If you wanted to see an example of biased journalism, a good place to start would be the Aug. 13 cover story in Newsweek about global warming.

The issue's cover says "Global Warming Is A Hoax," but there is an asterisk, which leads to the statement "Or so claim well-funded naysayers who still reject the overwhelming evidence of climate change."

In other words, Newsweek has an agenda to promote global-warming hysteria, and they don't feel any need to give equal time to a point of view they disagree with. Indeed Newsweek's author Sharon Begley denounces global warming skeptics as "deniers," a term which I think establishes the pseudo-religious quality of the global warming crusade as well as anything.

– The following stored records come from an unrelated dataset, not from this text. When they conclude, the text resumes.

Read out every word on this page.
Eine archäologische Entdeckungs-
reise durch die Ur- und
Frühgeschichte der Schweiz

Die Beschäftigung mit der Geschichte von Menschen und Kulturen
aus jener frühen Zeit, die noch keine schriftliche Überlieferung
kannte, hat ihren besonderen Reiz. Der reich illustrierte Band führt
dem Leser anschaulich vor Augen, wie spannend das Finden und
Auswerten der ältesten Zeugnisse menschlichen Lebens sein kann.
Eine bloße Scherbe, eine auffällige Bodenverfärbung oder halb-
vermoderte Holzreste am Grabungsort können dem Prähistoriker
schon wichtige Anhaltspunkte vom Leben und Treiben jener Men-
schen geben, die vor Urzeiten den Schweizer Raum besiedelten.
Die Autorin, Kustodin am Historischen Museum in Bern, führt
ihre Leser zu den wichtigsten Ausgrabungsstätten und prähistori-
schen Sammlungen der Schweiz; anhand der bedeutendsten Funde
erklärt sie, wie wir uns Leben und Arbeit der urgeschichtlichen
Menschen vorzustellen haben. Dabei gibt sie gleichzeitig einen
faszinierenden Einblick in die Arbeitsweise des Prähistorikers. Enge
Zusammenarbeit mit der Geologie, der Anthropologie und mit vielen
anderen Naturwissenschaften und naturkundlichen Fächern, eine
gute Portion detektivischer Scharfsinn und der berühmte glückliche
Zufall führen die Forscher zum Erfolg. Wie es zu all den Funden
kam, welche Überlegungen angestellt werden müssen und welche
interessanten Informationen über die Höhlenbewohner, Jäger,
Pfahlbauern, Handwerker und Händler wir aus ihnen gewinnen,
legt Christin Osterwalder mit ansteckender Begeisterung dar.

We are indeed reaching the point where "science" has become the equivalent of religious dogma, and "deniers" of the "received truth" (from the Intergovernmental Panel on Climate Change, in this case) have the same status as the poor saps who dared to tell the Congregation for the Doctrine of the Faith (previously known as the Inquisition) that church dogma was wrong.

Although "deniers" of the faith of global warming cannot yet be executed, they can be excommunicated - from the one true church of government funding for scientific research - and that threat of lost funding has marginalized skeptics of global warming to the point where they probably feel a little like Galileo under house arrest.

Newsweek complains that some of the scientists who do not recite the Catechism of Climate Change, as declared by the Intergovernmental Panel, have taken what can only be considered 20 pieces of silver from the Whore of Babylon, also known as ExxonMobil. To quote Newsweek, "Since the late 1980s, this well-coordinated, well-funded campaign by contrarian scientists, free-market think tanks and industry has created a paralyzing fog of doubt around climate change."

The language is virtually identical to that used by the Catholic Church to describe the damage done to "true faith" by anyone who dared to use the lever of science to pry people out from the confines of ignorance. And just as the Inquisition would try to link heretics to Satan, so too does the modern inquisition against global-warming skeptics - for in this day and age there is surely no greater demon than ExxonMobil, is there?

But for just one moment, let us ask the obvious question: What difference does it make where I get the money to do my scientific research, if indeed it is scientific research and not just propaganda? Obviously no difference at all. The earth is still going to be revolving around the sun, regardless of who paid for my lunch.